Ziekte en genezing van Hizkia
1In die dagen werd Hizkia dodelijk ziek. De profeet Jesaja, de zoon van Amos, ging naar hem toe en zei tegen hem: ‘Zo spreekt de Heer: Zorg voor orde in uw huis, want u gaat sterven en u zult niet in leven blijven.’ 2Toen keerde Hizkia zijn gezicht naar de muur en bad tot de Heer: 3‘Ach Heer, bedenk toch hoe ik onder uw ogen geleefd heb met een trouw en toegewijd hart, en hoe ik gedaan heb wat U behaagt.’ En Hizkia weende luid. 4Het woord van de Heer kwam tot Jesaja: 5‘Ga tegen Hizkia zeggen: “Zo spreekt de Heer, de God van uw vader David: Ik heb uw gebed gehoord, uw tranen gezien. Ik zal aan uw leven vijftien jaar toevoegen; 6Ik zal u en deze stad uit de greep van de koning van Assyrië redden en Ik neem deze stad onder mijn hoede. 7Dit is het teken dat de Heer u zal geven om u te laten weten dat de Heer inderdaad het woord zal nakomen dat Hij gesproken heeft. 8Ik laat op de trap van Achaz de schaduw die de zon al tien treden omlaag heeft doen gaan, tien treden omhooggaan.” ’ En de zon keerde tien treden terug op de treden die ze reeds afgedaald was.9Gedicht van Hizkia, koning van Juda, bij zijn genezing.

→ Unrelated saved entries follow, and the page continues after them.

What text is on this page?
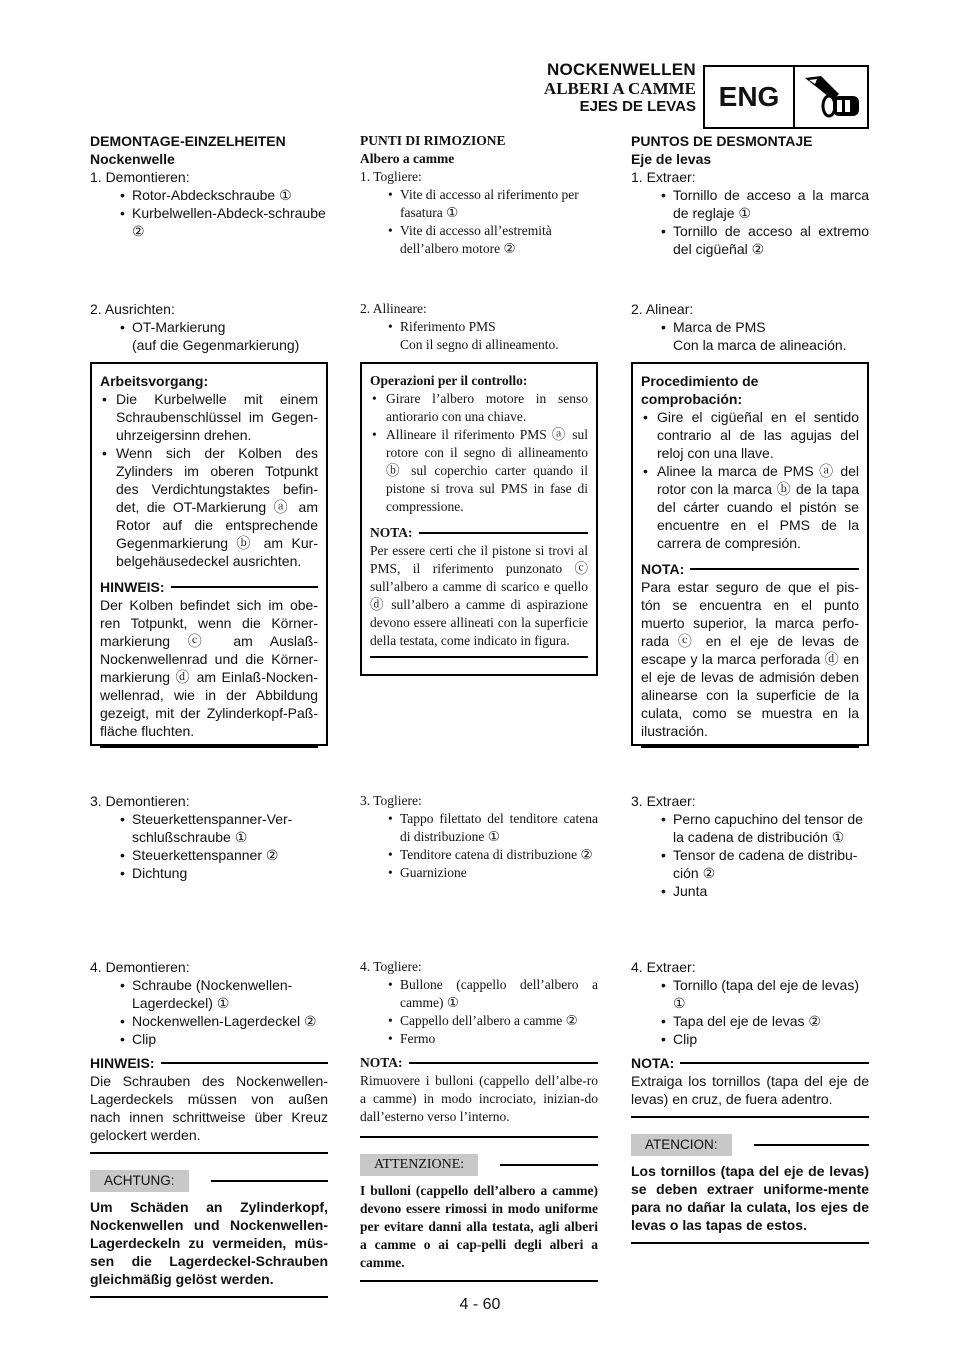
NOCKENWELLEN
ALBERI A CAMME
EJES DE LEVAS ENG
DEMONTAGE-EINZELHEITEN
Nockenwelle
1. Demontieren:
• Rotor-Abdeckschraube ①
• Kurbelwellen-Abdeck-schraube ②
2. Ausrichten:
• OT-Markierung
(auf die Gegenmarkierung)
Arbeitsvorgang:
• Die Kurbelwelle mit einem Schraubenschlüssel im Gegen-uhrzeigersinn drehen.
• Wenn sich der Kolben des Zylinders im oberen Totpunkt des Verdichtungstaktes befin-det, die OT-Markierung ⓐ am Rotor auf die entsprechende Gegenmarkierung ⓑ am Kur-belgehäusedeckel ausrichten.
HINWEIS:
Der Kolben befindet sich im obe-ren Totpunkt, wenn die Körner-markierung ⓒ am Auslaß-Nockenwellenrad und die Körner-markierung ⓓ am Einlaß-Nocken-wellenrad, wie in der Abbildung gezeigt, mit der Zylinderkopf-Paß-fläche fluchten.
3. Demontieren:
• Steuerkettenspanner-Ver-schlußschraube ①
• Steuerkettenspanner ②
• Dichtung
4. Demontieren:
• Schraube (Nockenwellen-Lagerdeckel) ①
• Nockenwellen-Lagerdeckel ②
• Clip
HINWEIS:
Die Schrauben des Nockenwellen-Lagerdeckels müssen von außen nach innen schrittweise über Kreuz gelockert werden.
ACHTUNG:
Um Schäden an Zylinderkopf, Nockenwellen und Nockenwellen-Lagerdeckeln zu vermeiden, müs-sen die Lagerdeckel-Schrauben gleichmäßig gelöst werden.
PUNTI DI RIMOZIONE
Albero a camme
1. Togliere:
• Vite di accesso al riferimento per fasatura ①
• Vite di accesso all’estremità dell’albero motore ②
2. Allineare:
• Riferimento PMS
Con il segno di allineamento.
Operazioni per il controllo:
• Girare l’albero motore in senso antiorario con una chiave.
• Allineare il riferimento PMS ⓐ sul rotore con il segno di allineamento ⓑ sul coperchio carter quando il pistone si trova sul PMS in fase di compressione.
NOTA:
Per essere certi che il pistone si trovi al PMS, il riferimento punzonato ⓒ sull’albero a camme di scarico e quello ⓓ sull’albero a camme di aspirazione devono essere allineati con la superficie della testata, come indicato in figura.
3. Togliere:
• Tappo filettato del tenditore catena di distribuzione ①
• Tenditore catena di distribuzione ②
• Guarnizione
4. Togliere:
• Bullone (cappello dell’albero a camme) ①
• Cappello dell’albero a camme ②
• Fermo
NOTA:
Rimuovere i bulloni (cappello dell’albe-ro a camme) in modo incrociato, inizian-do dall’esterno verso l’interno.
ATTENZIONE:
I bulloni (cappello dell’albero a camme) devono essere rimossi in modo uniforme per evitare danni alla testata, agli alberi a camme o ai cap-pelli degli alberi a camme.
PUNTOS DE DESMONTAJE
Eje de levas
1. Extraer:
• Tornillo de acceso a la marca de reglaje ①
• Tornillo de acceso al extremo del cigüeñal ②
2. Alinear:
• Marca de PMS
Con la marca de alineación.
Procedimiento de comprobación:
• Gire el cigüeñal en el sentido contrario al de las agujas del reloj con una llave.
• Alinee la marca de PMS ⓐ del rotor con la marca ⓑ de la tapa del cárter cuando el pistón se encuentre en el PMS de la carrera de compresión.
NOTA:
Para estar seguro de que el pis-tón se encuentra en el punto muerto superior, la marca perfo-rada ⓒ en el eje de levas de escape y la marca perforada ⓓ en el eje de levas de admisión deben alinearse con la superficie de la culata, como se muestra en la ilustración.
3. Extraer:
• Perno capuchino del tensor de la cadena de distribución ①
• Tensor de cadena de distribu-ción ②
• Junta
4. Extraer:
• Tornillo (tapa del eje de levas) ①
• Tapa del eje de levas ②
• Clip
NOTA:
Extraiga los tornillos (tapa del eje de levas) en cruz, de fuera adentro.
ATENCION:
Los tornillos (tapa del eje de levas) se deben extraer uniforme-mente para no dañar la culata, los ejes de levas o las tapas de estos.
4 - 60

10Ik dacht: op de helft van mijn dagen moet ik heengaan,
ik ben ertoe veroordeeld de rest van mijn jaren
door te brengen binnen de poorten van het dodenrijk.

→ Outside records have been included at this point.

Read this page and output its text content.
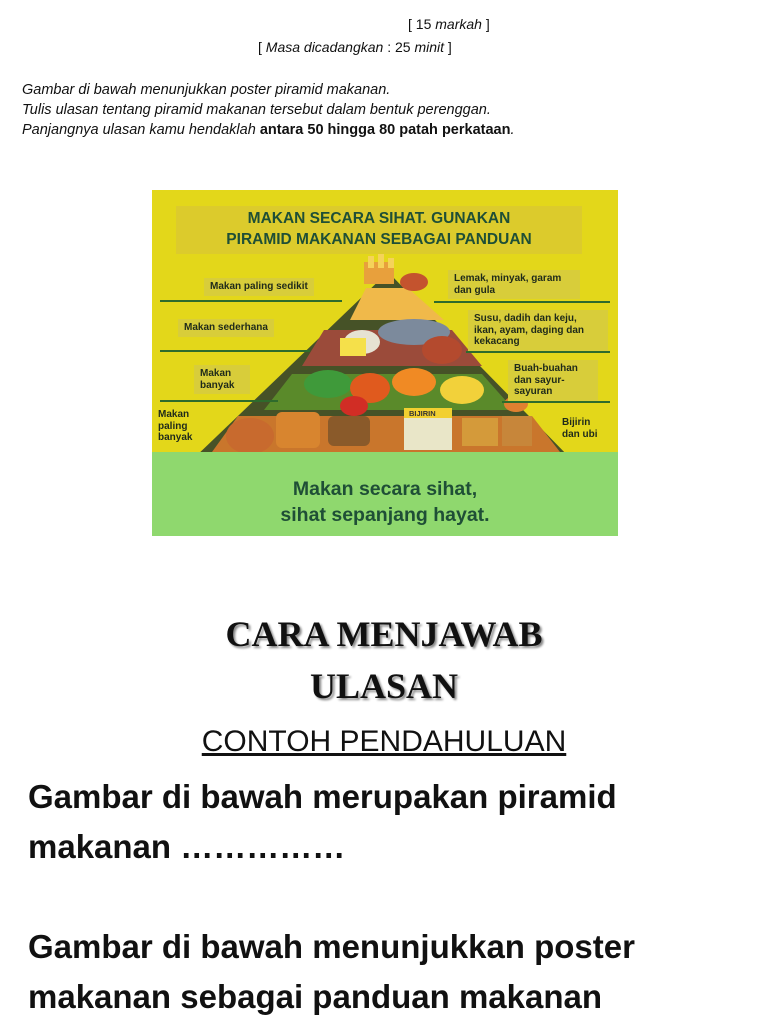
[ 15 markah ]
[ Masa dicadangkan : 25 minit ]
Gambar di bawah menunjukkan poster piramid makanan.
Tulis ulasan tentang piramid makanan tersebut dalam bentuk perenggan.
Panjangnya ulasan kamu hendaklah antara 50 hingga 80 patah perkataan.
MAKAN SECARA SIHAT. GUNAKAN
PIRAMID MAKANAN SEBAGAI PANDUAN
BIJIRIN
Makan paling sedikit
Makan sederhana
Makan banyak
Makan paling banyak
Lemak, minyak, garam dan gula
Susu, dadih dan keju, ikan, ayam, daging dan kekacang
Buah-buahan dan sayur-sayuran
Bijirin dan ubi
Makan secara sihat,
sihat sepanjang hayat.
CARA MENJAWAB
ULASAN
CONTOH PENDAHULUAN
Gambar di bawah merupakan piramid
makanan ……………
Gambar di bawah menunjukkan poster
makanan sebagai panduan makanan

11Ik dacht: in het land van de levenden
zal ik de Heer nooit meer aanschouwen;
ik zal geen mens meer zien als ik bij de bewoners van de onderwereld ben.

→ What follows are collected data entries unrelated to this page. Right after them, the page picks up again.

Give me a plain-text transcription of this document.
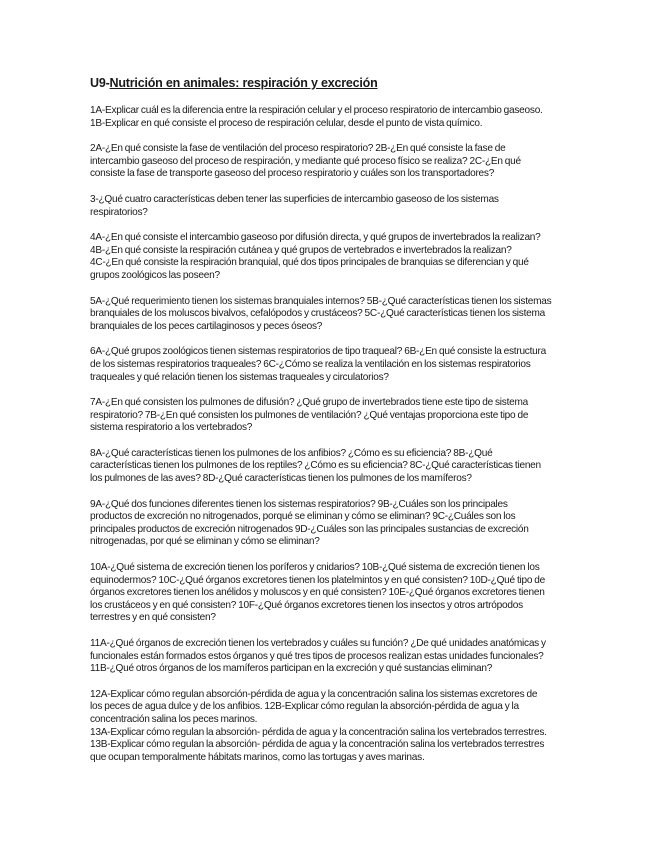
U9-Nutrición en animales: respiración y excreción
1A-Explicar cuál es la diferencia entre la respiración celular y el proceso respiratorio de intercambio gaseoso.
1B-Explicar en qué consiste el proceso de respiración celular, desde el punto de vista químico.
2A-¿En qué consiste la fase de ventilación del proceso respiratorio? 2B-¿En qué consiste la fase de
intercambio gaseoso del proceso de respiración, y mediante qué proceso físico se realiza? 2C-¿En qué
consiste la fase de transporte gaseoso del proceso respiratorio y cuáles son los transportadores?
3-¿Qué cuatro características deben tener las superficies de intercambio gaseoso de los sistemas
respiratorios?
4A-¿En qué consiste el intercambio gaseoso por difusión directa, y qué grupos de invertebrados la realizan?
4B-¿En qué consiste la respiración cutánea y qué grupos de vertebrados e invertebrados la realizan?
4C-¿En qué consiste la respiración branquial, qué dos tipos principales de branquias se diferencian y qué
grupos zoológicos las poseen?
5A-¿Qué requerimiento tienen los sistemas branquiales internos? 5B-¿Qué características tienen los sistemas
branquiales de los moluscos bivalvos, cefalópodos y crustáceos? 5C-¿Qué características tienen los sistema
branquiales de los peces cartilaginosos y peces óseos?
6A-¿Qué grupos zoológicos tienen sistemas respiratorios de tipo traqueal? 6B-¿En qué consiste la estructura
de los sistemas respiratorios traqueales? 6C-¿Cómo se realiza la ventilación en los sistemas respiratorios
traqueales y qué relación tienen los sistemas traqueales y circulatorios?
7A-¿En qué consisten los pulmones de difusión? ¿Qué grupo de invertebrados tiene este tipo de sistema
respiratorio? 7B-¿En qué consisten los pulmones de ventilación? ¿Qué ventajas proporciona este tipo de
sistema respiratorio a los vertebrados?
8A-¿Qué características tienen los pulmones de los anfibios? ¿Cómo es su eficiencia? 8B-¿Qué
características tienen los pulmones de los reptiles? ¿Cómo es su eficiencia? 8C-¿Qué características tienen
los pulmones de las aves? 8D-¿Qué características tienen los pulmones de los mamíferos?
9A-¿Qué dos funciones diferentes tienen los sistemas respiratorios? 9B-¿Cuáles son los principales
productos de excreción no nitrogenados, porqué se eliminan y cómo se eliminan? 9C-¿Cuáles son los
principales productos de excreción nitrogenados 9D-¿Cuáles son las principales sustancias de excreción
nitrogenadas, por qué se eliminan y cómo se eliminan?
10A-¿Qué sistema de excreción tienen los poríferos y cnidarios? 10B-¿Qué sistema de excreción tienen los
equinodermos? 10C-¿Qué órganos excretores tienen los platelmintos y en qué consisten? 10D-¿Qué tipo de
órganos excretores tienen los anélidos y moluscos y en qué consisten? 10E-¿Qué órganos excretores tienen
los crustáceos y en qué consisten? 10F-¿Qué órganos excretores tienen los insectos y otros artrópodos
terrestres y en qué consisten?
11A-¿Qué órganos de excreción tienen los vertebrados y cuáles su función? ¿De qué unidades anatómicas y
funcionales están formados estos órganos y qué tres tipos de procesos realizan estas unidades funcionales?
11B-¿Qué otros órganos de los mamíferos participan en la excreción y qué sustancias eliminan?
12A-Explicar cómo regulan absorción-pérdida de agua y la concentración salina los sistemas excretores de
los peces de agua dulce y de los anfibios. 12B-Explicar cómo regulan la absorción-pérdida de agua y la
concentración salina los peces marinos.
13A-Explicar cómo regulan la absorción- pérdida de agua y la concentración salina los vertebrados terrestres.
13B-Explicar cómo regulan la absorción- pérdida de agua y la concentración salina los vertebrados terrestres
que ocupan temporalmente hábitats marinos, como las tortugas y aves marinas.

12Mijn woning wordt neergehaald en van mij weggerukt als de tent van een herder.
U rolt mijn leven op als een stuk linnen dat een wever afsnijdt van het getouw.
Heel de dag door, tot in de nacht, laat U mij wegkwijnen.
13Tot aan de ochtend word ik uitgemergeld;
als een leeuw vermorzelt Hij al mijn botten.
Heel de dag door, tot in de nacht, laat U mij wegkwijnen.
14Mijn gekerm is als het piepen van een zwaluw, van een lijster, als het kirren van een duif.
Mijn ogen kijken uitgeput omhoog.
Heer, ik word gekweld, kom voor mij op!
15Wat kan ik zeggen, hoe kan ik Hem aanspreken nu Hij voor mij optreedt?
Ik kan mijn leven vervolgen ondanks de geleden ellende.
16Heer, van zulke ervaringen kunnen mensen leven,
ook mijn eigen leven wekken ze weer op.
Houd mij gezond en laat mij leven.
17Mijn ellende is veranderd in vrede,
U hebt mij genezen, mij uit het graf en van de ondergang gered.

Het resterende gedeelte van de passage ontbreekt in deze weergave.